Just a couple of months ago, California-based microchip maker Nvidia became a $1 trillion company as demand for its advanced microprocessors continues to climb, driven in large part by artificial intelligence technology developers and the sector’s insatiable hunger for ever more processing power.
On Wednesday, the company released another blockbuster earnings report, riding a wave of market dynamics that has driven its stock price up over 200% since the first of the year.
Nvidia announced it had brought in $13.51 billion in its second quarter ending on July 31, up 101% from a year ago and up 88% from the previous quarter. Earnings on that revenue came in at $6.19 billion, up from $656 million in the same quarter last year — an 854% leap.
Nvidia founder and CEO Jensen Huang made no bones about what’s propelling his company to new heights.
“A new computing era has begun,” Huang said in a press release. “Companies worldwide are transitioning from general-purpose to accelerated computing and generative AI.
“NVIDIA GPUs connected by our Mellanox networking and switch technologies and running our CUDA AI software stack make up the computing infrastructure of generative AI.”
Nvidia’s flagship product is its H100 graphic processing unit, or GPU. The mega-powerful chip contains some 80 billion transistors, about 13 million more than Apple’s latest high-end processor for its MacBook Pro laptop, according to a report from Fortune.
The microprocessor easily outpaces its closest competitors and is the preferred engine to drive the massive amounts of data processing and calculations needed to perform the tasks required of emerging artificial intelligence tools like OpenAI’s popular ChatGPT and Google’s Bard.
The market demand for Nvidia’s advanced chips has pushed pricing for the H100 as high as $40,000, according to The New York Times. The high costs have put smaller companies at a disadvantage when it comes to advancing their own AI developments as better-capitalized teams have snapped up limited supplies of Nvidia products. The company continues to ramp up production, which is done by third-party advanced chip manufacturers, and is aiming to triple its chip output in the coming year.
Nvidia’s current market dominance has its roots in Huang’s early prediction that AI would emerge as a significant market player when it came to elevating the need for ultra-advanced chips.
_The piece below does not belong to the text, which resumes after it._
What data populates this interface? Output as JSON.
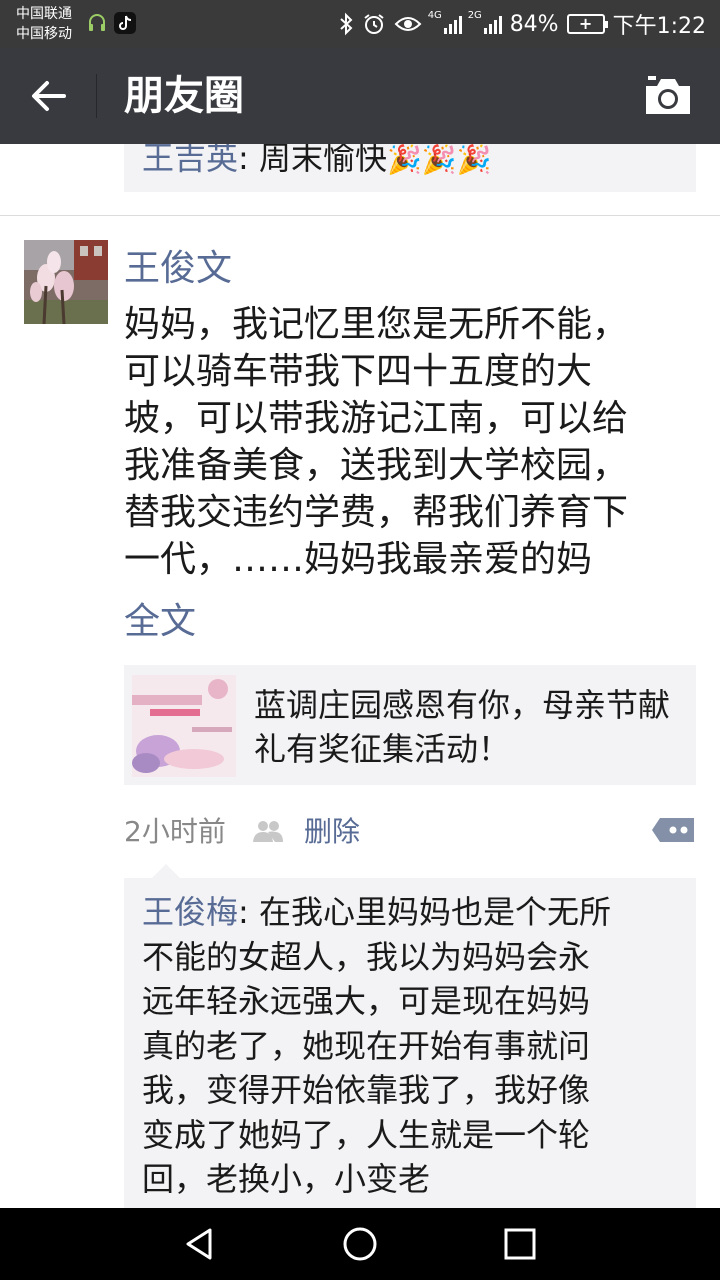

By 2018, Huang was convinced that AI would lead to a technology market shift as significant as Apple’s 2007 introduction of the iPhone, which ignited a mobile computing revolution, according to The Associated Press. Huang was so confident in his vision of an AI-driven future that he was willing to wager the future of Nvidia on the idea and doubled down on AI. At the time, Nvidia’s market value stood at about $120 billion.
“I think it’s safe to say it was worth it to bet the company” on AI, Huang, 60, said during a presentation earlier this month, per AP.
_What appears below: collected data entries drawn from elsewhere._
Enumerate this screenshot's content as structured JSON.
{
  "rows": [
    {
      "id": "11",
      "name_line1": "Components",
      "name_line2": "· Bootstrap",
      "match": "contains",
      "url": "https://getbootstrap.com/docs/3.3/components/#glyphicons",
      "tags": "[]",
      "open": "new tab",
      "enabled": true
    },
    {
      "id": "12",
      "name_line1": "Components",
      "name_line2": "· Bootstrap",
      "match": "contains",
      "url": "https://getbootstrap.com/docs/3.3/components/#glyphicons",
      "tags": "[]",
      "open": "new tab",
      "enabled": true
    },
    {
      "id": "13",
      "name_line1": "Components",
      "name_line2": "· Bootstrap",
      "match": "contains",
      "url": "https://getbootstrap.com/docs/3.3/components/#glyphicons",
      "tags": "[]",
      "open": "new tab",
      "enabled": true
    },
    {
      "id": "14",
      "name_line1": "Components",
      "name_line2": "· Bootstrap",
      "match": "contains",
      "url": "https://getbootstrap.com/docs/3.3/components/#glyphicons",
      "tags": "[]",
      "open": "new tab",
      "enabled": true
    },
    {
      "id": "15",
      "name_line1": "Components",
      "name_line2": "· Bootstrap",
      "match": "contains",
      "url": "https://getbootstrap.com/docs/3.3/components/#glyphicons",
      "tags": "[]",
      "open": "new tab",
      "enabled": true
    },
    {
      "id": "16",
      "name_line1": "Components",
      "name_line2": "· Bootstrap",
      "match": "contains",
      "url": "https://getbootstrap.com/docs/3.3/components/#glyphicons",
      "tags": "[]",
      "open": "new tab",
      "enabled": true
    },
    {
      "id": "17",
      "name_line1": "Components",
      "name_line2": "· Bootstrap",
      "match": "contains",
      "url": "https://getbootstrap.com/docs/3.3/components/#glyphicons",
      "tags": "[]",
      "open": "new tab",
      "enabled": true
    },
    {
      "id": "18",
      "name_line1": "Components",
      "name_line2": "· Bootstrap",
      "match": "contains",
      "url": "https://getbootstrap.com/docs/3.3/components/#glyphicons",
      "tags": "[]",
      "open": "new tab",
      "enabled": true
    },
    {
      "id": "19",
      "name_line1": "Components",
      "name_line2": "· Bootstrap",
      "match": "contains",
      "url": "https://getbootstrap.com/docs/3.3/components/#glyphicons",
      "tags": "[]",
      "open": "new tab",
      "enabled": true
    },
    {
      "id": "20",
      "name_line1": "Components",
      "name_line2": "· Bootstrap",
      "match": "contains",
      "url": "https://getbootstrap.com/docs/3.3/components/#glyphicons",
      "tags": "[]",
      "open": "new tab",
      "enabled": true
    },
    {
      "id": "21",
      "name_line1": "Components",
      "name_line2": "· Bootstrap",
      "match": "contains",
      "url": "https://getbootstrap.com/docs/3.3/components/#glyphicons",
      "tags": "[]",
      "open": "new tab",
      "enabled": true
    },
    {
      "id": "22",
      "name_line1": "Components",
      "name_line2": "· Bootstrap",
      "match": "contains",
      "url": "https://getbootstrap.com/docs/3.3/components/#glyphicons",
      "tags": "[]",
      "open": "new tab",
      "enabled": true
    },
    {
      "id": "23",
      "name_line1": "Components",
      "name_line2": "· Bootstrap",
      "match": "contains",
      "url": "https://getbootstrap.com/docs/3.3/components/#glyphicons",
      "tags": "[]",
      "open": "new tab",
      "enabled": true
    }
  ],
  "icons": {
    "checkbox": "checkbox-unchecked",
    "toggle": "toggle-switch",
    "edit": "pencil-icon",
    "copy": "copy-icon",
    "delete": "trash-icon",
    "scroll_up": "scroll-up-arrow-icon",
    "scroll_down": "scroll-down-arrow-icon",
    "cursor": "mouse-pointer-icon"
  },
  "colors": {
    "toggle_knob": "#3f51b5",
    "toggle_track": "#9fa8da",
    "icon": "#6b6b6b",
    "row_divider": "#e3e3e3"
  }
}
About the same time Huang was having his epiphany about the kind of chips AI developers would be most desirous of, an analysis by OpenAI found that the amount of computational power used to train the largest AI models had doubled every 3.4 months since 2012. From 2012-2018 computer usage for AI development increased by 300,000-fold, according to the report.
In January of last year, Georgetown University’s Center for Security and Emerging Technology released a report noting breakthroughs in artificial intelligence have come like clockwork, driven to a significant extent by an exponentially growing demand for computing power. One of the largest models, released in 2020, used 600,000 times more computing power than the noteworthy 2012 model that first popularized deep learning, according to the report.
Authors of the report also predicted the rate of advancements in artificial intelligence could be slowed down by a number of emerging factors including the cost of training AI models, a limited supply of advanced chips and issues raised by the traffic jams generated by training large models across multiple processors.
“Experts may not agree about which of these is the most pressing, but it is almost certain that they cannot all be managed enough to maintain the last decade’s rate of growth in computing,” the report reads.